How many victims will Michael dispatch this time? (Twelve, by my count.) Do you believe in the Bogeyman? (I don’t.) Will Laurie finally get her revenge? To find out, see “Halloween,” the final (?) sequel to the 1978 classic.
Jamie Lee Curtis, at 61, digs deep into Laurie Strode, the film’s lead character, whose PTSD has defined her life. “I’m twice divorced,” she says, “and I’m a basket case.” She lives alone in a heavily-armed and booby-trapped compound, waiting for Michael’s return, obsessing and drinking too much. “I thought you’d given up drinking,” says daughter Karen, played by Judy Greer. Karen, too, has been infected by her mother’s paranoia and psychoses. “I’ve been trying to get over them,” Karen says, “all my life.” Only Allyson (Andi Matichak), Laurie’s granddaughter seems uninfected. “Get over it,” she tells her grandmother. But Laurie can’t let Michael go. To Ray (Toby Huss), her son-in-law who, like Allyson doesn’t get it, Laurie says, “Sometimes I can’t distinguish between your ignorance and stupidity.”

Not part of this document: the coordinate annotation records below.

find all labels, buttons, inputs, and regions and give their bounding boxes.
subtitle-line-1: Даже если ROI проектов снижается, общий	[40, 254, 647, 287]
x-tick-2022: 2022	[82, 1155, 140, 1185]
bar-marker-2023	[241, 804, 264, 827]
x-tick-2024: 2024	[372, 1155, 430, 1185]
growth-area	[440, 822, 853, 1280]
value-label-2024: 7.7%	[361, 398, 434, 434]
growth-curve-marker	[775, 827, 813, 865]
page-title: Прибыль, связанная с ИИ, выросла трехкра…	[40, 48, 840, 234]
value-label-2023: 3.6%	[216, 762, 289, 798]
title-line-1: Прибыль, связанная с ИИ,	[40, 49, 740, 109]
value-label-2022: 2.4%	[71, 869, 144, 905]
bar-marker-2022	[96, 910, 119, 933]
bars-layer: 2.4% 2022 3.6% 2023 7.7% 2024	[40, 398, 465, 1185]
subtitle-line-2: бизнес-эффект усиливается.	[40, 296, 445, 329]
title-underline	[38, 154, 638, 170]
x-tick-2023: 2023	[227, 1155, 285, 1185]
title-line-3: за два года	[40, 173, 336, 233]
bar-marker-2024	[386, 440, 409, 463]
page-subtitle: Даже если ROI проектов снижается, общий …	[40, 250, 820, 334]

Others in the cast include British podcasters Dana Haines and Aaron Korey, played by Rhian Rees and Jefferson Hall. They want Laurie to sit down and talk to Michael — who hasn’t said a word in 40 years. Haluk Bilginer is Dr. Sartain who also wants Michael to speak. James Jude Courtney is Michael, aka The Shape. Nick Castle, Michael in the 1978 film, has a cameo.

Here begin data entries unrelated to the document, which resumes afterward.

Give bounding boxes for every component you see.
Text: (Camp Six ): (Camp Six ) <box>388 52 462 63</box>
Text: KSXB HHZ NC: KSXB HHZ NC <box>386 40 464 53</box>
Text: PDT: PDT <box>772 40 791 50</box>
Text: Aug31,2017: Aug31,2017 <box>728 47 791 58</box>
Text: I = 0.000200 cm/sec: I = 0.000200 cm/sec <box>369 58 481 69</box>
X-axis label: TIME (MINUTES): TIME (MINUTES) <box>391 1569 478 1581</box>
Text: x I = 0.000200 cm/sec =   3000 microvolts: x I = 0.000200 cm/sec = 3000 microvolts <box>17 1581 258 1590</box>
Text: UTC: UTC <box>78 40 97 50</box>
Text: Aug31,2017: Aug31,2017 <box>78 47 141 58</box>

“Halloween” is directed and co-written (with Danny McBride) by David Gordon Green, with plenty of violence and gore. What it isn’t, unhappily, is scary. A sequence or two generate some tension, but the ending is way too long and, surprisingly, a bit boring. What is interesting, however, about the ending (spoiler alert) is how it — as critic Peter Travers says — reboots “Halloween” for the #MeToo era. More than that, I won’t say.
Rated R for pervasive horror violence, bloody images, language, drugs and nudity, “Halloween” runs 106 minutes. For “Halloween” fans, but the rest of us can miss this one.
Though I’m not a fan of “Halloween,”
I saw No. 11 on our big screen;
Jamie Lee Curtis — “Queen of Scream” —
Does she get revenge? See “Halloween.”